Pièce n°2438
Écrite par Didou
— Au suivant !
Je prends une longue inspiration et m’avance d’un pas ferme. C’est la première fois pour moi. Les collègues m’ont prévenu que notre administration pouvait se montrer acariâtre, pointilleuse, lourde, épuisante, désagréable, stupide, nonchalante, aigrie, hargneuse, querelleuse. Mais ça va aller. Je suis sûr qu’ils exagèrent pour me faire peur et puis je n’ai rien à me reprocher de toute façon.
— Bonjour ! je lance de ma voix la plus chaleureuse. Je viens pour une visite médicale.
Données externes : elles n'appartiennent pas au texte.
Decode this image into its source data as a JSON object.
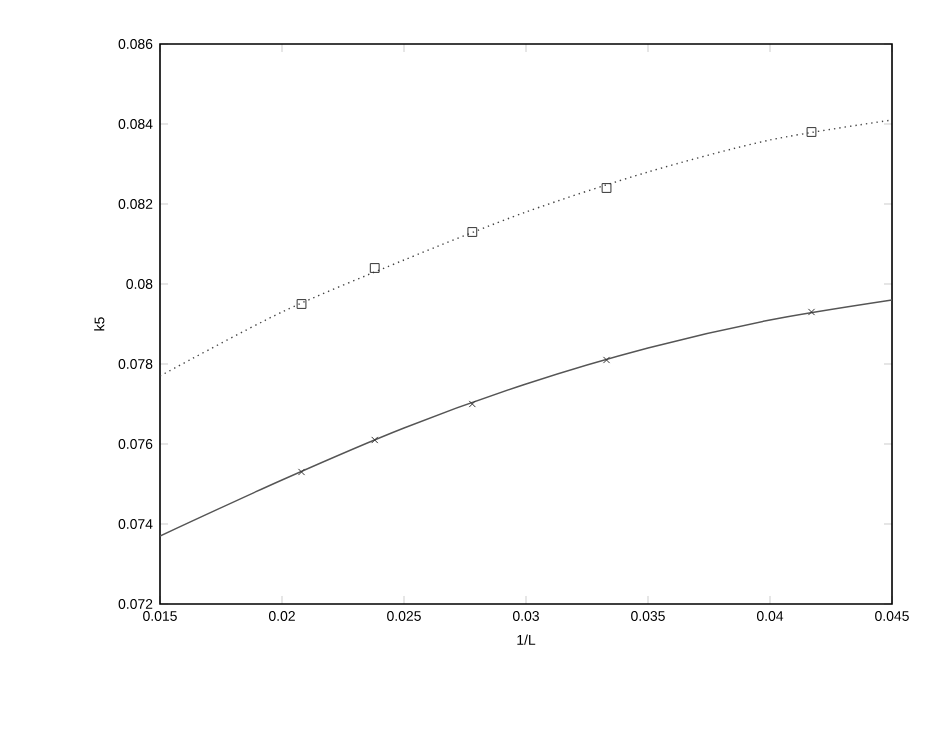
{
  "chart_data": {
    "type": "line",
    "xlabel": "1/L",
    "ylabel": "k5",
    "xlim": [
      0.015,
      0.045
    ],
    "ylim": [
      0.072,
      0.086
    ],
    "xticks": [
      0.015,
      0.02,
      0.025,
      0.03,
      0.035,
      0.04,
      0.045
    ],
    "yticks": [
      0.072,
      0.074,
      0.076,
      0.078,
      0.08,
      0.082,
      0.084,
      0.086
    ],
    "grid": false,
    "series": [
      {
        "type": "scatter",
        "marker": "square",
        "color": "#333333",
        "x": [
          0.0208,
          0.0238,
          0.0278,
          0.0333,
          0.0417
        ],
        "values": [
          0.0795,
          0.0804,
          0.0813,
          0.0824,
          0.0838
        ]
      },
      {
        "marker": "none",
        "line_style": "dotted",
        "color": "#444444",
        "x": [
          0.015,
          0.02,
          0.025,
          0.03,
          0.035,
          0.04,
          0.045
        ],
        "values": [
          0.0777,
          0.0793,
          0.0806,
          0.0818,
          0.0828,
          0.0836,
          0.0841
        ]
      },
      {
        "type": "scatter",
        "marker": "cross",
        "color": "#333333",
        "x": [
          0.0208,
          0.0238,
          0.0278,
          0.0333,
          0.0417
        ],
        "values": [
          0.0753,
          0.0761,
          0.077,
          0.0781,
          0.0793
        ]
      },
      {
        "marker": "none",
        "line_style": "solid",
        "color": "#555555",
        "x": [
          0.015,
          0.02,
          0.025,
          0.03,
          0.035,
          0.04,
          0.045
        ],
        "values": [
          0.0737,
          0.0751,
          0.0764,
          0.0775,
          0.0784,
          0.0791,
          0.0796
        ]
      }
    ]
  }
}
Un air des plus fiers sur le visage, je dépose les quelques quatre-vingt pages du dossier que l’on m’a demandé de compléter sur le comptoir et adresse un large sourire au secrétaire. Ce dernier ne m’accorde pas un seul regard. Il soupire, rature la feuille devant lui avec une violence telle qu’il manque la déchirer puis me chasse de la main.
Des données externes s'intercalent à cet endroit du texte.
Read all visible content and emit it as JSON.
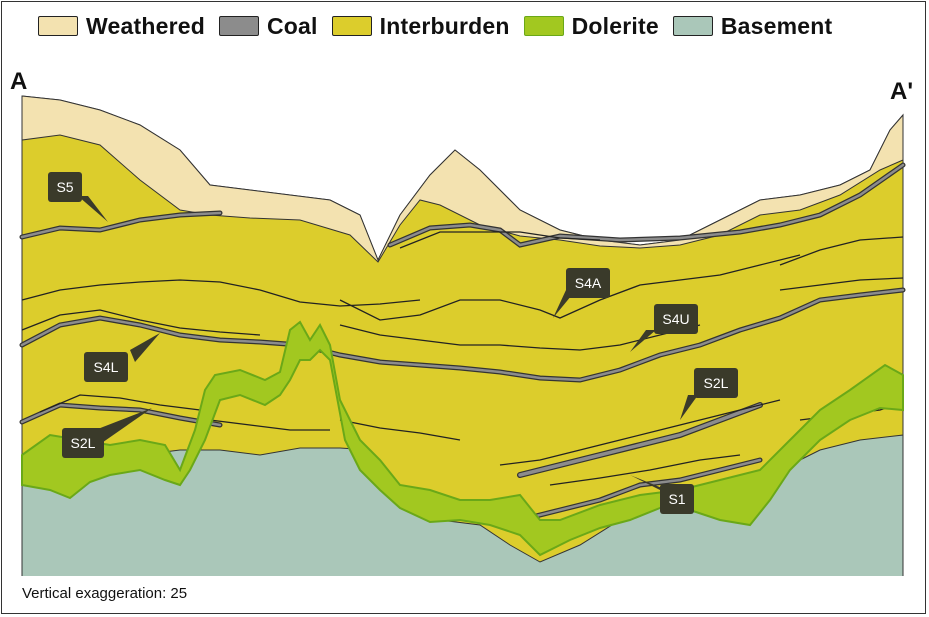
{
  "legend": {
    "items": [
      {
        "label": "Weathered",
        "color": "#f3e2b0"
      },
      {
        "label": "Coal",
        "color": "#8c8c8c"
      },
      {
        "label": "Interburden",
        "color": "#dccd2c"
      },
      {
        "label": "Dolerite",
        "color": "#a2c820"
      },
      {
        "label": "Basement",
        "color": "#aac7b9"
      }
    ]
  },
  "section": {
    "start_label": "A",
    "end_label": "A'",
    "seams": [
      {
        "label": "S5"
      },
      {
        "label": "S4A"
      },
      {
        "label": "S4U"
      },
      {
        "label": "S4L"
      },
      {
        "label": "S2L"
      },
      {
        "label": "S2L"
      },
      {
        "label": "S1"
      }
    ]
  },
  "caption": "Vertical exaggeration: 25",
  "colors": {
    "weathered": "#f3e2b0",
    "coal": "#8c8c8c",
    "interburden": "#dccd2c",
    "dolerite": "#a2c820",
    "dolerite_edge": "#6aa818",
    "basement": "#aac7b9",
    "tag": "#3a3a2a"
  }
}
— Votre formulaire T-43-P n’est pas à jour.
— Évidemment qu’il l’est. Je suis allé sur le site de l’Ordre, comme il est demandé dans les consignes et…
— Nous allons le faire évoluer dans quarante-trois jours. Le point 27 de l’alinéa 221b. « Avez-vous un passé de Résistant ? ». La question était très mal formulée. Les types de la comm l’ont simplifiée. « Avez-vous un passé au sein de la Résistance ». Quelque chose du genre. Bref. On n’accepte plus que les nouveaux formulaires.
— Mais…
— Pas de mais. Les règles sont les mêmes pour tout le monde. À moins que vous ne soyez contre les règles ?
Ce disant, il lève enfin la tête vers moi. J’aurais préféré qu’il n’en fasse rien. Ses yeux sont glaçants et je dois me retenir de ne pas détaler à toute vitesse.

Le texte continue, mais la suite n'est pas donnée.